SEO is a fundamental part of any digital marketer’s world. The fast-moving world of search engine optimization goes through many changes each year. Those who understand it are tight lipped with their tips and tricks, and those who want to learn it better start taking notes.
As a marketer, you’ll want to listen when Rand Fishkin speaks. I had a chat with the founder and former CEO of Moz, co-founder of Inbound.org and the author of two SEO books to shed some light on this mysterious world.
How does one increase their SEO knowledge?
Fishkin: They need a willingness to try, fail, learn, iterate, and repeat many, many times. It also helps to have deep empathy for people so that you can craft the content they want, and get inside their heads with search query needs.
How can I identify opportunities and prioritize targeting to stand out?
Marketers are moving from targeting high volume keywords and shifting towards strategies and tactics that recognize SERP features, and how they change click-through-rate opportunity. For example, a Google search for ‘learn to code’ has four ads and a featured snippet atop any of the normal, organic results.
Our Keyword Explorer tool estimates that those organic results only get ~56 percent of the page’s clicks. Compare that to a search like “C++ Programs List” which has no ads, no other features, and just 10 blue links (which means organic results get 100 percent of the clicks). Even if that first query has double the search volume, it has half the opportunity.
Is there a direct impact from social to search?
If people don’t click your listing or click it and immediately click the back button because you didn’t provide what they want, it’s likely you’ll fall in the rankings pretty fast.
Social signals, we think, don’t figure into this much, though. Google has their partnership with Twitter, which enables tweets and a lot of Twitter accounts to show in Google’s results, but we don’t think beyond that there’s much direct impact from social to search. There is, however, a lot of indirect impact as what gets shared and linked to on social often earns other signals that Google uses (like links).
There are definitely methods that are outdated. Keyword once per 100 words no longer works. If you’re applying rules like that, you’ll definitely want to go back to 1997. Similarly, LSI keyword methodology was probably out the window 10 years ago or more.
But, using keywords that search engines perceive as relevant to the content can boost your rankings. We’ve had a few experiments proving that. My favorite methodology here is to use Google’s own intelligence to identify them.

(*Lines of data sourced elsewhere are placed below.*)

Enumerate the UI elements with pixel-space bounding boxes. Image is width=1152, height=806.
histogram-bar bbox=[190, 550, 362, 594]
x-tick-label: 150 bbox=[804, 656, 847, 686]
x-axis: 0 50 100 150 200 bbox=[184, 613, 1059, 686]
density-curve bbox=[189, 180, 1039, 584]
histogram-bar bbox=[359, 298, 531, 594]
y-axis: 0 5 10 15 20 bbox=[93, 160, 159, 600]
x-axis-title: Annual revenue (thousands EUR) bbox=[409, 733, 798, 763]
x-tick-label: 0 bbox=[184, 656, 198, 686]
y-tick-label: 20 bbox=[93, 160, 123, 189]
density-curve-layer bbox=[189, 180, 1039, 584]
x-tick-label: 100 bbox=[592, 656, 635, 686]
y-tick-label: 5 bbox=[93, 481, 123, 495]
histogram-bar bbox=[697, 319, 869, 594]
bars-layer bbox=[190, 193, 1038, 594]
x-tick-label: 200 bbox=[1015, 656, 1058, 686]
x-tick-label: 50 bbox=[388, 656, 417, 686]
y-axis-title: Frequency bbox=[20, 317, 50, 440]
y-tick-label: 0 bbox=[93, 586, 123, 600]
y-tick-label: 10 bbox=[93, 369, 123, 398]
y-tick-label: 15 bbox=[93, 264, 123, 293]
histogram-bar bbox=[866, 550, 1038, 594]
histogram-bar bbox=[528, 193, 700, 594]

For example, you can crawl the top 10 results from Google for any given query, identify terms and phrases on those pages that are uncommon in other types of web content, and then use that on your own page to get better results.
What are your thoughts on PBN’s?
A good handful of SEOs still use them, but they can get sites burnt and efforts wasted in a hurry, I know SEO practitioners who still swear by them, but the opportunity is ever-retreating as Google gets better and better and finding and devaluing or penalizing spam.
What do you recommend online marketers steer clear of?
Spamming open comment fields isn’t SEO, it’s just lazy and hurts everyone – the reputation of SEOs, the web’s ethos, and Google’s results. If you want to rank, earn it.
Ten years ago I used XRumer – a search engine optimization program created by BotmasterLabs that is able to register and post (or spam) to forums with the aim of boosting search engine rankings – but I couldn’t live with the damage it did to other sites. I felt too guilty and just deleted it.
What does Google not want its marketing customers to know?
They seem pretty dead set on refusing to admit that engagement, queries, and clicks are used in any way in their ranking systems. I can understand why, but I think the cat’s out of the bag at this point. I expect they’ll eventually make some admissions around this.
Who are the rising stars in the SEO world?
There’s a list of SEO experts to watch this year. I’m going to name exclusively women SEOs, since I think there are far too many amazing women in our field who don’t get nearly the amplification and attention they deserve.
These include Britney Muller, Dana DiTomaso, Elizabeth Marsten, Laura Lippay, Emily Grossman, Lexi Mills, Marie Haynes, Cindy Krum, Lisa Myers, Barbara Starr, Christy Correll and Jenny Halasz. There are thousands more, but hopefully that’s a good start.